Un ministro puede criticar a un periodista; señalar a la Corona desde el Consejo de Ministros rompe un dique institucional que hasta ahora ningún Gobierno había traspasado.
La Corona como nuevo eje de desgaste institucional
La novedad de fondo no es el choque entre partidos, sino el lugar que ocupa la jefatura del Estado. Hasta ahora, la crispación política rara vez atravesaba con tanta crudeza la línea de la institución. La mención directa a Casa Real por parte de un ministro introduce una variable nueva.
Conviene no perder de vista que la fotografía de Felipe VI con Javier Negre no es un asunto menor para La Zarzuela. La imagen se produjo en un entorno privado, pero su lectura pública ha alimentado un debate que ya trasciende al periodista y al propio partido del Gobierno.
Análisis: por qué la polémica Rey Felipe VI se convierte en crisis de Estado
El movimiento de Feijóo tiene una doble lectura.
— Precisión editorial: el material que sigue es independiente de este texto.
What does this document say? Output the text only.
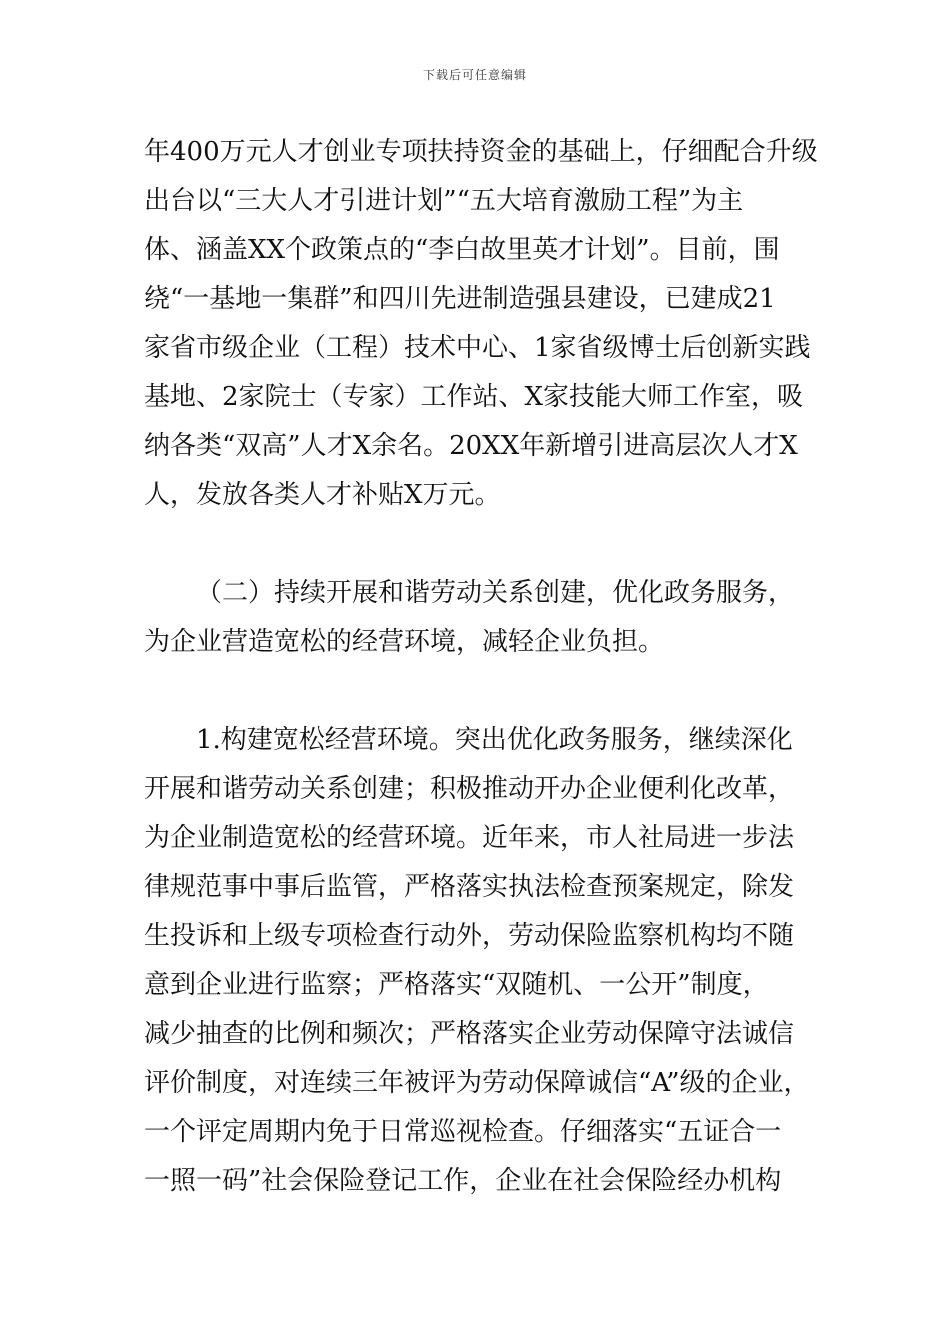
下载后可任意编辑
年400万元人才创业专项扶持资金的基础上，仔细配合升级
出台以“三大人才引进计划”“五大培育激励工程”为主
体、涵盖XX个政策点的“李白故里英才计划”。目前，围
绕“一基地一集群”和四川先进制造强县建设，已建成21
家省市级企业（工程）技术中心、1家省级博士后创新实践
基地、2家院士（专家）工作站、X家技能大师工作室，吸
纳各类“双高”人才X余名。20XX年新增引进高层次人才X
人，发放各类人才补贴X万元。
（二）持续开展和谐劳动关系创建，优化政务服务，
为企业营造宽松的经营环境，减轻企业负担。
1.构建宽松经营环境。突出优化政务服务，继续深化
开展和谐劳动关系创建；积极推动开办企业便利化改革，
为企业制造宽松的经营环境。近年来，市人社局进一步法
律规范事中事后监管，严格落实执法检查预案规定，除发
生投诉和上级专项检查行动外，劳动保险监察机构均不随
意到企业进行监察；严格落实“双随机、一公开”制度，
减少抽查的比例和频次；严格落实企业劳动保障守法诚信
评价制度，对连续三年被评为劳动保障诚信“A”级的企业，
一个评定周期内免于日常巡视检查。仔细落实“五证合一
一照一码”社会保险登记工作，企业在社会保险经办机构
Por un lado, defiende a la Corona como institución; por otro, coloca al Gobierno ante un espejo incómodo: la erosión de los consensos básicos. Los ataques a la Corona, hasta hace poco patrimonio de debates marginales, entran ahora en la agenda del principal partido de la oposición.
La dureza dialectal del ministro Puente no es nueva, pero esta vez alcanza al jefe del Estado, un terreno que hasta ahora parecía protegido por un pacto tácito de no agresión. Ese pacto, si existía, se ha ido debilitando. En los últimos años, la Corona ha sido objeto de debate político, pero rara vez un miembro del Ejecutivo había censurado de forma tan explícita una decisión de la Casa del Rey. La estrategia del PP consiste en subrayar esa anomalía y convertir la defensa de la institución en un argumento de oposición.
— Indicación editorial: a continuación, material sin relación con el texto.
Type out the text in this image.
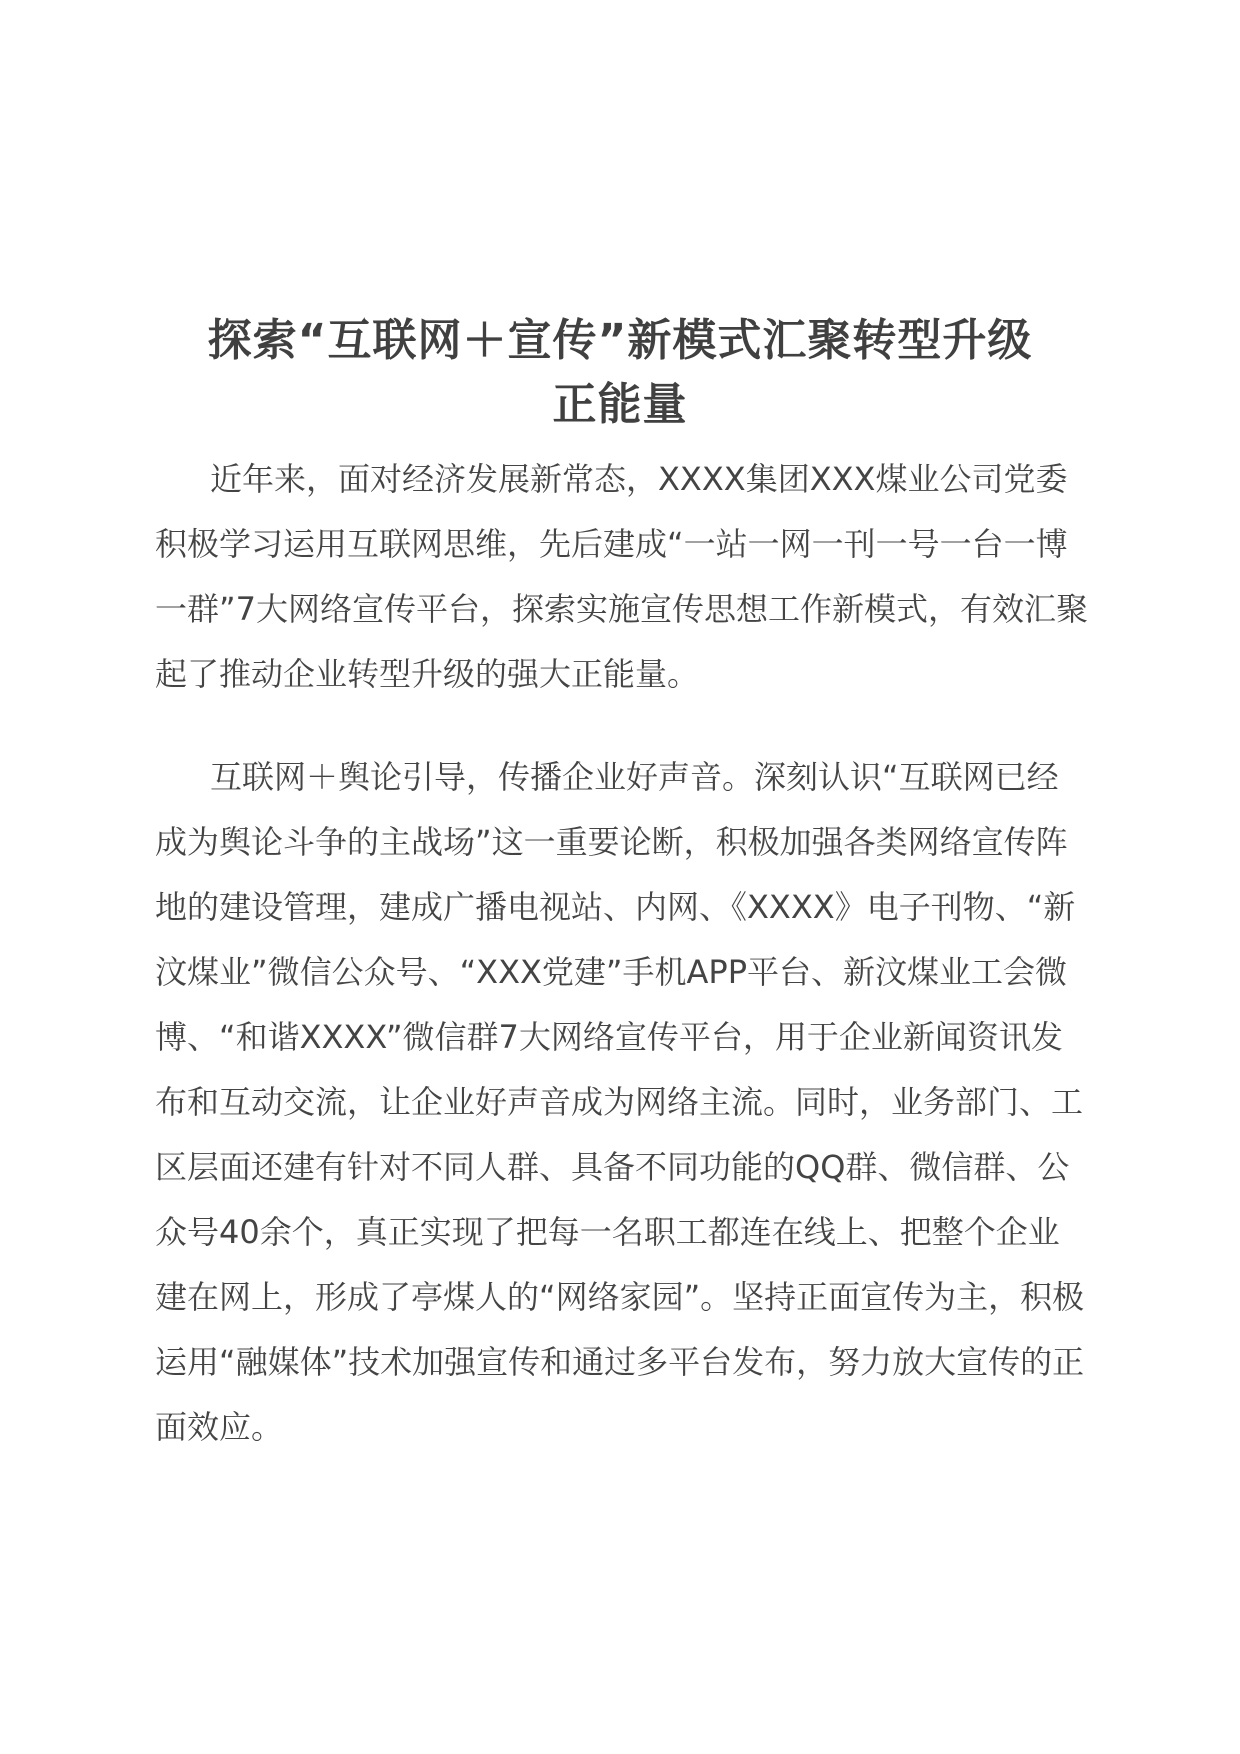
探索“互联网＋宣传”新模式汇聚转型升级
正能量

近年来，面对经济发展新常态，XXXX集团XXX煤业公司党委积极学习运用互联网思维，先后建成“一站一网一刊一号一台一博一群”7大网络宣传平台，探索实施宣传思想工作新模式，有效汇聚起了推动企业转型升级的强大正能量。

互联网＋舆论引导，传播企业好声音。深刻认识“互联网已经成为舆论斗争的主战场”这一重要论断，积极加强各类网络宣传阵地的建设管理，建成广播电视站、内网、《XXXX》电子刊物、“新汶煤业”微信公众号、“XXX党建”手机APP平台、新汶煤业工会微博、“和谐XXXX”微信群7大网络宣传平台，用于企业新闻资讯发布和互动交流，让企业好声音成为网络主流。同时，业务部门、工区层面还建有针对不同人群、具备不同功能的QQ群、微信群、公众号40余个，真正实现了把每一名职工都连在线上、把整个企业建在网上，形成了亭煤人的“网络家园”。坚持正面宣传为主，积极运用“融媒体”技术加强宣传和通过多平台发布，努力放大宣传的正面效应。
El riesgo, con todo, no es menor para la propia Corona. Cuanto más se utilice al Rey como munición en el debate partidista, más difícil resultará preservar el papel arbitral que la Constitución le atribuye. La polémica Rey Felipe VI deja, por tanto, una pregunta abierta: si el Gobierno no rectifica, la legislatura sumará un nuevo frente de desgaste institucional.
Claves del Protocolo y Estado
- Contexto del acto: El homenaje a Leopoldo Calvo-Sotelo en Ribadeo sirvió a Feijóo para defender la Transición y censurar el tono del Gobierno contra la Corona.
- El detalle de protocolo: Las críticas de Puente a Felipe VI por una fotografía con Javier Negre marcan un precedente: un ministro censura en público a la jefatura del Estado.
- Próximos pasos: La Casa del Rey no ha reaccionado oficialmente; el PP mantiene la presión mientras el PSOE cierra filas con el ministro.